Die Regie führte Sigrid Maria Schnückel. „Die Laiendarsteller sind aktiv an der Erarbeitung der neuen Texte und Handlungen beteiligt“, sagt die Regisseurin. Doch was sich jetzt so leicht liest, war anfangs gar nicht so einfach.

„Es bedeutet für einige Teilnehmer, eine Schallmauer zu durchbrechen, es braucht viel Mut des Einzelnen“, sagt Martin Kreidt von der Projektfabrik und fragt in die Zuschauerrunde, ob sich von ihnen welche trauen würden, auf die Bühne zu gehen. Die Antwort war lachendes Kopfschütteln…

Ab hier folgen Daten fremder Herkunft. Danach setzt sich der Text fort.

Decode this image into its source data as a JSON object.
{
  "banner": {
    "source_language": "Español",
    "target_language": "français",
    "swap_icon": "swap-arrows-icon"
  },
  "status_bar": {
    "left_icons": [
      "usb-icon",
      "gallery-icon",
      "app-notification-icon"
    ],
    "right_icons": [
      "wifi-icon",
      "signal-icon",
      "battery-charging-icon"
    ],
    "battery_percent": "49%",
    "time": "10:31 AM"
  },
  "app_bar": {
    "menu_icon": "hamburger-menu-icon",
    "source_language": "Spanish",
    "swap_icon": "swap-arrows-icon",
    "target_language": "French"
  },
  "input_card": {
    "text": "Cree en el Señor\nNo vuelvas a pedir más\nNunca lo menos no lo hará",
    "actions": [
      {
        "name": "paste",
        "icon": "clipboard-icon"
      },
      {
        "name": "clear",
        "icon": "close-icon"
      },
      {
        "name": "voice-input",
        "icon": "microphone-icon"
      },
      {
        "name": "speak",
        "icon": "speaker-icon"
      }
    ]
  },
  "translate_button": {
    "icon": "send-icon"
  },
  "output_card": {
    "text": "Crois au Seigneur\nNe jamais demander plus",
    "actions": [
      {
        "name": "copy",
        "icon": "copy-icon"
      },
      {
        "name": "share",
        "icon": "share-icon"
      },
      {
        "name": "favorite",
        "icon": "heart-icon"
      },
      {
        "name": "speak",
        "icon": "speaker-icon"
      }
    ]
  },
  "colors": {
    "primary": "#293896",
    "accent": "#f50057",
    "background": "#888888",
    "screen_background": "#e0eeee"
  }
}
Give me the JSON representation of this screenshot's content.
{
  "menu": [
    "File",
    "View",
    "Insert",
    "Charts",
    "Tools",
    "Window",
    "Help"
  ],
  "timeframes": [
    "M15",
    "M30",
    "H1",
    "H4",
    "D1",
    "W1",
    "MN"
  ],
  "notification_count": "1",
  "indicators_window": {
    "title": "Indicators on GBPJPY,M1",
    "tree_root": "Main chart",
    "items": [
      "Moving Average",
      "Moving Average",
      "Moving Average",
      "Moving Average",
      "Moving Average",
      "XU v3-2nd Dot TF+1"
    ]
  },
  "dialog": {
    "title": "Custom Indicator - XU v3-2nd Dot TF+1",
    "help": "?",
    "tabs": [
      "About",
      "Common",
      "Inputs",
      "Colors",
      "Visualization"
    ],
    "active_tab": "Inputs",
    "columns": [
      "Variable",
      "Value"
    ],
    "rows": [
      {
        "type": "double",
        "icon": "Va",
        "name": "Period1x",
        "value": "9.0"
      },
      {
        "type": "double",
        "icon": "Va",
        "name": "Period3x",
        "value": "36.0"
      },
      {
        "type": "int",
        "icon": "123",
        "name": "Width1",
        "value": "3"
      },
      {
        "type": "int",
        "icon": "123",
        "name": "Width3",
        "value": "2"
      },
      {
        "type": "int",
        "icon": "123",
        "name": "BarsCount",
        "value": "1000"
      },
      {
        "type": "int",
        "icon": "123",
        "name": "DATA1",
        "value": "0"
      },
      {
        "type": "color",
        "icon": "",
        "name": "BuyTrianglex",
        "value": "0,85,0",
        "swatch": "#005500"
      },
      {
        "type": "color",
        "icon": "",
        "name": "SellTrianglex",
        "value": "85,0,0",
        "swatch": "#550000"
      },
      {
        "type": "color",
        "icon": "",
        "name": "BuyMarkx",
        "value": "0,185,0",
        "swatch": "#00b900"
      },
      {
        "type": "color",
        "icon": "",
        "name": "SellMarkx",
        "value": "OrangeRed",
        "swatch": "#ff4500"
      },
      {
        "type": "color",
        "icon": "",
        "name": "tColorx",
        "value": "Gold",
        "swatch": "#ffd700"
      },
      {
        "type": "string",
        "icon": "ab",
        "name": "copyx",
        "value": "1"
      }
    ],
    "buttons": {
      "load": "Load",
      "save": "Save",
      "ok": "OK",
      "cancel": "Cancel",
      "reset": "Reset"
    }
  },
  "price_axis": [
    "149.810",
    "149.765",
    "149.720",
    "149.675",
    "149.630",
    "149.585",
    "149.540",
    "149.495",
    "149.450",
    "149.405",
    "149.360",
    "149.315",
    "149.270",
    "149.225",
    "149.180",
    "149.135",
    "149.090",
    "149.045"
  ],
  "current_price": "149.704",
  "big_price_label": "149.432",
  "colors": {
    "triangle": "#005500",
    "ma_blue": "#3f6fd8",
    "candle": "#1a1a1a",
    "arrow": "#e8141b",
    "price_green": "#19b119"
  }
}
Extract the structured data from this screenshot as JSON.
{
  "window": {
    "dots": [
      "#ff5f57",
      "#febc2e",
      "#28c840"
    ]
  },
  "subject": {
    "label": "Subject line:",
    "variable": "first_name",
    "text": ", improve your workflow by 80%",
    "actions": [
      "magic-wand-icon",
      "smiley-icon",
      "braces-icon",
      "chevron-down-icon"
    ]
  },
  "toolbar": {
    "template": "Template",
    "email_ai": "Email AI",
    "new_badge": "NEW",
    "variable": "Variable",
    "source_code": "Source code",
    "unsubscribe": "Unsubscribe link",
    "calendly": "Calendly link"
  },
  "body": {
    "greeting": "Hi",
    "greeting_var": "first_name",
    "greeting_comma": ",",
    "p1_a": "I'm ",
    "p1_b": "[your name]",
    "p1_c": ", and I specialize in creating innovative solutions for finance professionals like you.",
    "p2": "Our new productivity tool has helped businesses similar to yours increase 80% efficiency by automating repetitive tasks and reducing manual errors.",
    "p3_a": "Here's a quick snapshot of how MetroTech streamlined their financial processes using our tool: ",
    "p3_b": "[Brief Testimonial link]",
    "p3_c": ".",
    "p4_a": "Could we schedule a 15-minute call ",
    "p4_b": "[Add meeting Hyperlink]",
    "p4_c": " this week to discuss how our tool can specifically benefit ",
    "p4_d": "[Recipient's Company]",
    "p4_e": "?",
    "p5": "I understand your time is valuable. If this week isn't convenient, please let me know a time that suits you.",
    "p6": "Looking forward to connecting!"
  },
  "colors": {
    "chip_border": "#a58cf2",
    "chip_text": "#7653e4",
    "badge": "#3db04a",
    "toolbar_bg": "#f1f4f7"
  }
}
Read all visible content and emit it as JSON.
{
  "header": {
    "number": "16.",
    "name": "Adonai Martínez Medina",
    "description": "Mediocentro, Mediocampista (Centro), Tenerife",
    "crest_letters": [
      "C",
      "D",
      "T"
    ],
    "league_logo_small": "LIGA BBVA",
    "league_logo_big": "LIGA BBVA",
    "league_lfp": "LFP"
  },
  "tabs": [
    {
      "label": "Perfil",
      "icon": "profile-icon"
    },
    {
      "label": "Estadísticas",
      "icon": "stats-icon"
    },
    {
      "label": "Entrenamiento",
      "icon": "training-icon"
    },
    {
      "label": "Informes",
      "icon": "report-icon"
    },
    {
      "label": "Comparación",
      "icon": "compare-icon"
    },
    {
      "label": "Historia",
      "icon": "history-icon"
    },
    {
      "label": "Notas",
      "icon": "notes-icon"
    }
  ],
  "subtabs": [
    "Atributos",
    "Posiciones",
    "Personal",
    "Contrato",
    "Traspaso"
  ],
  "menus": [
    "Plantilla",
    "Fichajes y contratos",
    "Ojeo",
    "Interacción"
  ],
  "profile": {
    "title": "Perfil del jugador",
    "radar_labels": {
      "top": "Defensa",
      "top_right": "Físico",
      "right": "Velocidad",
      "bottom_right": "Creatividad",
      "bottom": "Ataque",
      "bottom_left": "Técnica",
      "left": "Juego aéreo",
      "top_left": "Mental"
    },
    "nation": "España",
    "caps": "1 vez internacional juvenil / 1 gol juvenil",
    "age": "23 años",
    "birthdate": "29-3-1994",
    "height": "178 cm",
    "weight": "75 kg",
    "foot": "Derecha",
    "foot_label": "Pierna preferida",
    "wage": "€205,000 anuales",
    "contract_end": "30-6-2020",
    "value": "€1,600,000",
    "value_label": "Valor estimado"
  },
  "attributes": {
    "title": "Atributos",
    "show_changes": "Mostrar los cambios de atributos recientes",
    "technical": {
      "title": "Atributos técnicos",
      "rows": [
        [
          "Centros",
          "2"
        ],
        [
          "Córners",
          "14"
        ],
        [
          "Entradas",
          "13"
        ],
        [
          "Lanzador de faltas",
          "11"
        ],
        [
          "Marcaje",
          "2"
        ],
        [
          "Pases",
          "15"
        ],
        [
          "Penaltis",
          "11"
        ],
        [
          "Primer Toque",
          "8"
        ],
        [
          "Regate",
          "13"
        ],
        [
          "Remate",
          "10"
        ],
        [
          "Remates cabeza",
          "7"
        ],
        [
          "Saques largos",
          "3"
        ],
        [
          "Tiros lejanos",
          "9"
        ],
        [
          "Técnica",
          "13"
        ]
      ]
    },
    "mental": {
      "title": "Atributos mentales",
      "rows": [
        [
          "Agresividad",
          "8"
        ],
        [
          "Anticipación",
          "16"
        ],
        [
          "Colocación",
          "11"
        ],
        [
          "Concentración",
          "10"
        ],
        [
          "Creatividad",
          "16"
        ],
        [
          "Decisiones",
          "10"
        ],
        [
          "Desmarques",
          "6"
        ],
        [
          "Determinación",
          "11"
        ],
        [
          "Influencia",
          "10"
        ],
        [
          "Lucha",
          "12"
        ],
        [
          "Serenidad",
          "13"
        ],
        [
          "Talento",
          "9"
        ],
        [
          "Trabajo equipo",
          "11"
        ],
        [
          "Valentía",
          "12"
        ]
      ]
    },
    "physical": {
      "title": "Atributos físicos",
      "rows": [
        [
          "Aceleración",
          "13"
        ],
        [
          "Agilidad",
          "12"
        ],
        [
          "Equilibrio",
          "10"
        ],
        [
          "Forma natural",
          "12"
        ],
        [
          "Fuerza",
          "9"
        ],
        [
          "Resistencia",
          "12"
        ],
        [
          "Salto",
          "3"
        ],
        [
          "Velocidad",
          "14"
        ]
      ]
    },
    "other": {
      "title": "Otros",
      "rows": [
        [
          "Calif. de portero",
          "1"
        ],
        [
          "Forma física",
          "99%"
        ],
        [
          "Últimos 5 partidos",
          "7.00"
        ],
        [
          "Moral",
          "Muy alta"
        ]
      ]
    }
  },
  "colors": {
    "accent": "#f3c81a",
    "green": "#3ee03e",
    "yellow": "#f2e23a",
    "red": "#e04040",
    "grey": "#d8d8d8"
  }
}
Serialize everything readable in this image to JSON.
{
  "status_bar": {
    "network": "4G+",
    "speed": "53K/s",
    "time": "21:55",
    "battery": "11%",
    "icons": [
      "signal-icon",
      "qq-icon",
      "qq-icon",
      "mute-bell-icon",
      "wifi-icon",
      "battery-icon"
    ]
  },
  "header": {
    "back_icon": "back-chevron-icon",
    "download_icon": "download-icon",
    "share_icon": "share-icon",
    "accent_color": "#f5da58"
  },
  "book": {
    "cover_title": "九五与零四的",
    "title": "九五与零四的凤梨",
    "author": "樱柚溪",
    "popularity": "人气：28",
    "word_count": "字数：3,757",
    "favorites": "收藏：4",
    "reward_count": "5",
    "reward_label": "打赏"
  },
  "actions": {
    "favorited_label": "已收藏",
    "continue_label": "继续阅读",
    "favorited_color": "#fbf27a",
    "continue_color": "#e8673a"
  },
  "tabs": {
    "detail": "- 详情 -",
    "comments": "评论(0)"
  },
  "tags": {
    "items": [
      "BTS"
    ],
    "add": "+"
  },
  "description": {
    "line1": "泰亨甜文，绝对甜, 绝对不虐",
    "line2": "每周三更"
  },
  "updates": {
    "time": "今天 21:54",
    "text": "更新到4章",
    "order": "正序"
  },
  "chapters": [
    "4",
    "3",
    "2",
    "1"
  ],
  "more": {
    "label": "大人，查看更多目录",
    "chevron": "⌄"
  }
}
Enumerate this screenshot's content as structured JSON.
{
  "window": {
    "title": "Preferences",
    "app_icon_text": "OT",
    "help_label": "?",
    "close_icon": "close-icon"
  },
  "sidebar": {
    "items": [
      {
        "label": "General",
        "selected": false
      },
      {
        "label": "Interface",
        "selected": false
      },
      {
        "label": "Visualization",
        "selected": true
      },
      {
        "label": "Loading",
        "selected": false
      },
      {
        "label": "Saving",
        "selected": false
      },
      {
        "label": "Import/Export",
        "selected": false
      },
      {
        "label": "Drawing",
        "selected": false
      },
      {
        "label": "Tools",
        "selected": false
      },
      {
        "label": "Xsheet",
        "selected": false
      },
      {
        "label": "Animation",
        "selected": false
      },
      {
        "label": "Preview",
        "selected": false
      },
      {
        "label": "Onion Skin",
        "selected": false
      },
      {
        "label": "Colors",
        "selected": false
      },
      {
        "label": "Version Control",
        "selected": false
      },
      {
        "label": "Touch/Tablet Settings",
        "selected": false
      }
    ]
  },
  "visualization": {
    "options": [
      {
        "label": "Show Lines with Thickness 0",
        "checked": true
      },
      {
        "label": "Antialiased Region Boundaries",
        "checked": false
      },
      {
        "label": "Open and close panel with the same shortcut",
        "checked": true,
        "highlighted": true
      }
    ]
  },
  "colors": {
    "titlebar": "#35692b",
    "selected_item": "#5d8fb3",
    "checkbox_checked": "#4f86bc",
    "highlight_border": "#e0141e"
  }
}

Viele Lacher und dazu immer wieder Szenenapplaus: „Nachtasyl“ kam ohne Frage beim Premierenpublikum gut an, die Leistungen der Darsteller beeindruckten. Trotz der ernsthaften Problematik des Klassikers kam der Humor in dieser Parchimer Fassung nicht zu kurz. Die Geschichte spielt wie im Original in einem Obdachlosenheim. Dort kommt es zu Streitereien, jeder beansprucht seinen Platz in der Gruppe. Dabei war keine der auftretenden Personen im früheren Leben „etwas Besseres“.

Selbstständige Handwerker sind neben anderen aus den unterschiedlichsten Gründen jetzt im Obdachlosenheim gelandet. Aber ihre Träume haben sie nicht aufgegeben. Ganz nach dem Motto „Alle gemeinsam, jeder für sich“ halten sie doch zusammen und hoffen auf bessere Zeiten.

„Hier in Parchim finden wir seit Jahren ideale Bedingungen vor, das Umfeld stimmt und es gibt ein tolles Team“, lobt der künstlerische Leiter der Projektfabrik. Besondere Unterstützung leistet nach seinen Worten das Jobcenter Ludwigslust-Parchim. Die gemeinnützige Projektfabrik aus Witten hat neben Parchim noch in Itzehoe, Welsheim und in Berlin- Kreuzberg derartige Projekte gestartet.

In den kommenden Wochen folgen nun Praktika der Laiendarsteller in verschiedenen Einrichtungen. Sie werden die neuen Herausforderungen sicherlich dank der gemachten Erfahrungen bei diesem Projekt selbstbewusster angehen und meistern.